Bill on the 18th green at Woodland Country Club circa 1972

A Brief History of Bill

Bill was born in 1884. The first time he watched people playing golf was sometime before 1900 while standing on the hill in Crown Hill Cemetery where James Whitcomb Riley is buried that overlooks what was then Indianapolis Country Club (now the Woodstock Club). He became a very good player winning the City Amateur as a Senior in high school.

As a freshman at Wabash College, in Crawfordsville, Indiana, in 1905 he won the first of his five State Amateur titles. Wabash didn't have a golf team, so Bill lettered in baseball, basketball, football and track during his college years.

Bill got his start designing golf courses in 1921 by finishing a new course for Highland Country Club, of which he was a member, that was routed by Willie Park Jr. He then began full-time practice as a Golf Course Architect, and any assignments followed. It is believed the first course he designed was Ulen Country Club in Lebanon, Indiana. Bill worked on over 250 courses, mostly in the Midwest. Many of his courses are in small towns but he always felt an obligation to promote the game to all walks of life, especially in his home state of Indiana.
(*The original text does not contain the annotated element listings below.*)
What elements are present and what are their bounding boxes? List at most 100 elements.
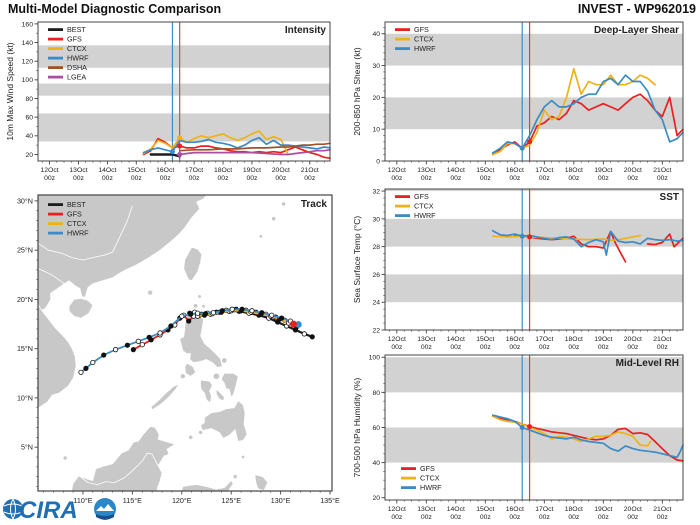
panel-corner-title: Intensity bbox=[285, 25, 327, 36]
x-tick-hour: 00z bbox=[102, 175, 114, 182]
country-border bbox=[112, 205, 133, 253]
x-tick-hour: 00z bbox=[509, 175, 521, 182]
series-line-HWRF bbox=[142, 136, 331, 154]
legend-label-HWRF: HWRF bbox=[67, 54, 89, 63]
x-tick-label: 13Oct bbox=[417, 167, 435, 174]
x-tick-hour: 00z bbox=[450, 175, 462, 182]
y-tick-label: 60 bbox=[25, 115, 33, 122]
init-point-LGEA bbox=[177, 151, 183, 157]
series-line-HWRF bbox=[491, 414, 684, 459]
x-tick-label: 21Oct bbox=[653, 336, 671, 343]
x-tick-label: 16Oct bbox=[506, 336, 524, 343]
lat-tick-label: 5°N bbox=[21, 443, 33, 452]
x-tick-label: 19Oct bbox=[594, 506, 612, 513]
track-point-12z bbox=[179, 313, 185, 319]
track-point-00z bbox=[309, 334, 315, 340]
x-tick-hour: 00z bbox=[480, 175, 492, 182]
panel-corner-title: Mid-Level RH bbox=[616, 358, 679, 369]
x-tick-label: 20Oct bbox=[624, 167, 642, 174]
y-tick-label: 40 bbox=[372, 460, 380, 467]
x-tick-label: 12Oct bbox=[388, 336, 406, 343]
track-point-00z bbox=[83, 365, 89, 371]
panel-corner-title: Track bbox=[301, 199, 328, 210]
x-tick-label: 16Oct bbox=[506, 167, 524, 174]
track-point-12z bbox=[195, 310, 201, 316]
panel-corner-title: SST bbox=[660, 192, 679, 203]
plot-frame bbox=[384, 188, 684, 331]
x-tick-hour: 00z bbox=[480, 514, 492, 521]
lon-tick-label: 115°E bbox=[123, 496, 142, 505]
x-tick-label: 19Oct bbox=[594, 336, 612, 343]
small-island bbox=[259, 234, 263, 238]
page-title: Multi-Model Diagnostic Comparison bbox=[8, 2, 222, 16]
legend-label-CTCX: CTCX bbox=[67, 44, 87, 53]
y-tick-label: 10 bbox=[372, 127, 380, 134]
legend-label-DSHA: DSHA bbox=[67, 63, 87, 72]
x-tick-hour: 00z bbox=[421, 175, 433, 182]
init-position-HWRF bbox=[295, 321, 302, 328]
track-point-00z bbox=[259, 310, 265, 316]
init-position-GFS bbox=[290, 320, 297, 328]
x-tick-hour: 00z bbox=[421, 514, 433, 521]
init-point-GFS bbox=[527, 139, 533, 145]
map-content bbox=[38, 195, 315, 491]
x-tick-hour: 00z bbox=[539, 175, 551, 182]
lon-tick-label: 125°E bbox=[221, 496, 241, 505]
series-line-GFS bbox=[491, 93, 684, 156]
shear-panel: 12Oct00z13Oct00z14Oct00z15Oct00z16Oct00z… bbox=[352, 21, 684, 182]
landmass bbox=[71, 426, 176, 491]
y-tick-label: 100 bbox=[369, 355, 381, 362]
track-point-12z bbox=[269, 312, 275, 318]
landmass bbox=[183, 246, 202, 282]
intensity-category-band bbox=[38, 45, 330, 68]
x-tick-label: 19Oct bbox=[243, 167, 261, 174]
x-tick-hour: 00z bbox=[391, 514, 403, 521]
cira-logo-graphic: CIRA bbox=[3, 497, 116, 524]
series-line-CTCX bbox=[142, 130, 289, 156]
track-point-12z bbox=[210, 310, 217, 316]
intensity-category-band bbox=[385, 97, 683, 130]
country-border bbox=[38, 268, 65, 285]
x-tick-label: 12Oct bbox=[388, 167, 406, 174]
y-tick-label: 28 bbox=[372, 244, 380, 251]
x-tick-label: 21Oct bbox=[653, 167, 671, 174]
track-point-00z bbox=[278, 315, 285, 321]
legend-label-HWRF: HWRF bbox=[67, 229, 89, 238]
track-point-00z bbox=[124, 342, 131, 348]
y-tick-label: 120 bbox=[22, 59, 34, 66]
intensity-category-band bbox=[385, 33, 683, 66]
y-tick-label: 140 bbox=[22, 40, 34, 47]
series-line-LGEA bbox=[178, 148, 331, 156]
lon-tick-label: 120°E bbox=[172, 496, 192, 505]
track-point-00z bbox=[202, 311, 209, 317]
x-tick-label: 12Oct bbox=[40, 167, 58, 174]
country-border bbox=[38, 303, 42, 311]
x-tick-label: 15Oct bbox=[476, 506, 494, 513]
x-tick-hour: 00z bbox=[450, 344, 462, 351]
lon-tick-label: 135°E bbox=[320, 496, 340, 505]
landmass bbox=[216, 388, 225, 402]
x-tick-hour: 00z bbox=[131, 175, 143, 182]
y-tick-label: 30 bbox=[372, 216, 380, 223]
landmass bbox=[68, 298, 94, 319]
x-tick-hour: 00z bbox=[509, 344, 521, 351]
landmass bbox=[200, 379, 213, 404]
series-line-HWRF bbox=[491, 74, 684, 154]
x-tick-label: 12Oct bbox=[388, 506, 406, 513]
legend-label-HWRF: HWRF bbox=[414, 44, 436, 53]
init-point-HWRF bbox=[519, 145, 525, 151]
plot-frame bbox=[37, 21, 331, 162]
small-island bbox=[63, 456, 67, 460]
init-point-GFS bbox=[177, 143, 183, 149]
x-tick-label: 20Oct bbox=[624, 336, 642, 343]
legend-label-GFS: GFS bbox=[414, 25, 429, 34]
y-tick-label: 40 bbox=[25, 133, 33, 140]
small-island bbox=[180, 374, 185, 379]
series-line-CTCX bbox=[491, 415, 652, 447]
legend-label-CTCX: CTCX bbox=[414, 202, 434, 211]
landmass bbox=[254, 474, 269, 491]
x-tick-hour: 00z bbox=[391, 175, 403, 182]
x-tick-label: 13Oct bbox=[69, 167, 87, 174]
x-tick-label: 16Oct bbox=[156, 167, 174, 174]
In the late thirties, Bill was intrigued by the idea of smaller golf courses to bring more people into the game, and he developed and patented a golf ball which flew about half the distance of regular balls of that era. The idea never took root at that time; over 40 years later others developed the "Cayman" ball which had similar characteristics to Bill's short ball.
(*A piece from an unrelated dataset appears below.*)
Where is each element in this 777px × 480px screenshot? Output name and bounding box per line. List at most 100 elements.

Bill was a master at routing a golf course, using the natural terrain to provide definition and strategy. His green designs were creative, difficult yet fair; they were integral in the strategy of each hole as well as the entire sequence of holes.
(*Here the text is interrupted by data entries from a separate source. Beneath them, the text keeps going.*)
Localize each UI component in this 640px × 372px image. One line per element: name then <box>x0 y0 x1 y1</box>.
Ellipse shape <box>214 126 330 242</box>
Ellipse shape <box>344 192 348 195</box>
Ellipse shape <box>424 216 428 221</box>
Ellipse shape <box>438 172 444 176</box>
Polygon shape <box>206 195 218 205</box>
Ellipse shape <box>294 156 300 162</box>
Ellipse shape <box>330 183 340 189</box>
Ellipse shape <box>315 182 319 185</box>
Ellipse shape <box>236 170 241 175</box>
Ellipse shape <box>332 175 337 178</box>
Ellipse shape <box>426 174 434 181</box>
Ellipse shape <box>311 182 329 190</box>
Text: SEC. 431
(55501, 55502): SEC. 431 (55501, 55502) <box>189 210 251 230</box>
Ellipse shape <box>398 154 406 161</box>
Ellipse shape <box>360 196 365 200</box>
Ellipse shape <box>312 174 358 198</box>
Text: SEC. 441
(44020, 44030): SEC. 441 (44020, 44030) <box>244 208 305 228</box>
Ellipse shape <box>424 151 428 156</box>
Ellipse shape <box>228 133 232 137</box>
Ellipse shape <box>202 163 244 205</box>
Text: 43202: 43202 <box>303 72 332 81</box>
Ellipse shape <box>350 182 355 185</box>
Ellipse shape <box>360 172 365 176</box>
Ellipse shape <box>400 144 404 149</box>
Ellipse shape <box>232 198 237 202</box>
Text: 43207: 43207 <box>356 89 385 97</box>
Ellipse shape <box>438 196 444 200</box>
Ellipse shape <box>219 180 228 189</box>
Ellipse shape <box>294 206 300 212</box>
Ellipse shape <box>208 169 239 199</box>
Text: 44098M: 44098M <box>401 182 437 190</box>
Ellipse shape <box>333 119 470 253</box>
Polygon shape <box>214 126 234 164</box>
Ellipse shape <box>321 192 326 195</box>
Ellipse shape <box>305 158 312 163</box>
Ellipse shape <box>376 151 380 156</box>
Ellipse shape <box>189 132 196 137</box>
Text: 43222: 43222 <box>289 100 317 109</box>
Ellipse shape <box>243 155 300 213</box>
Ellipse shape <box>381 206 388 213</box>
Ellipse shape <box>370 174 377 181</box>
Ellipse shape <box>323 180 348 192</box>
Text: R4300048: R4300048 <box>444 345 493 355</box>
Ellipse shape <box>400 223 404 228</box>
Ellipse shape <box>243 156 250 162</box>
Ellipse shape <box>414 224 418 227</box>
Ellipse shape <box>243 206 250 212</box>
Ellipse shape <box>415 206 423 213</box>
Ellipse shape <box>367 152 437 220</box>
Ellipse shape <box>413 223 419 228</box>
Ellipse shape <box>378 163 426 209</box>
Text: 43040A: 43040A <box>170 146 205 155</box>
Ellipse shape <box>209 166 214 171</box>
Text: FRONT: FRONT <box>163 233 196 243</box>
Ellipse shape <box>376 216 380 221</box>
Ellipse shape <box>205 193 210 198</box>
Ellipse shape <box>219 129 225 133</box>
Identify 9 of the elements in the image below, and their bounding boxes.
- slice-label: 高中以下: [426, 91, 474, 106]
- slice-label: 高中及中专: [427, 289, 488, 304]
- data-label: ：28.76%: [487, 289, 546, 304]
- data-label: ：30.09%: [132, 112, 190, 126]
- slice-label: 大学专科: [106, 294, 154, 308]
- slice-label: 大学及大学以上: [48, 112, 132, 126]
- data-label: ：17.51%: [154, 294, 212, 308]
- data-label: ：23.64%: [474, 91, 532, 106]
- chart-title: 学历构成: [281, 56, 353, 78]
In 1928 Bill purchased 168 acres in Hamilton County, Indiana. He managed to hang onto it through the depression. In 1951 he designed and built Woodland Golf Course. Originally the course was to have no bunkers, only contours to provide strategic components of the golf course. The course was opened as a public facility, but in 1954 he leased it to the newly formed Woodland Country Club, and it became private. Woodland was Bill's pride and joy and he and his wife lived in a log cabin near the 12th tee. On hot summer days, Helen, his wife, could usually be found outside the cabin with fresh lemonade and cookies for the golfers passing through.

Bill still enjoyed golf in his later years; even when in his middle eighties he occasionally scored in the seventies. He always savored competition; a favorite wager was to play 18 holes for a cigar.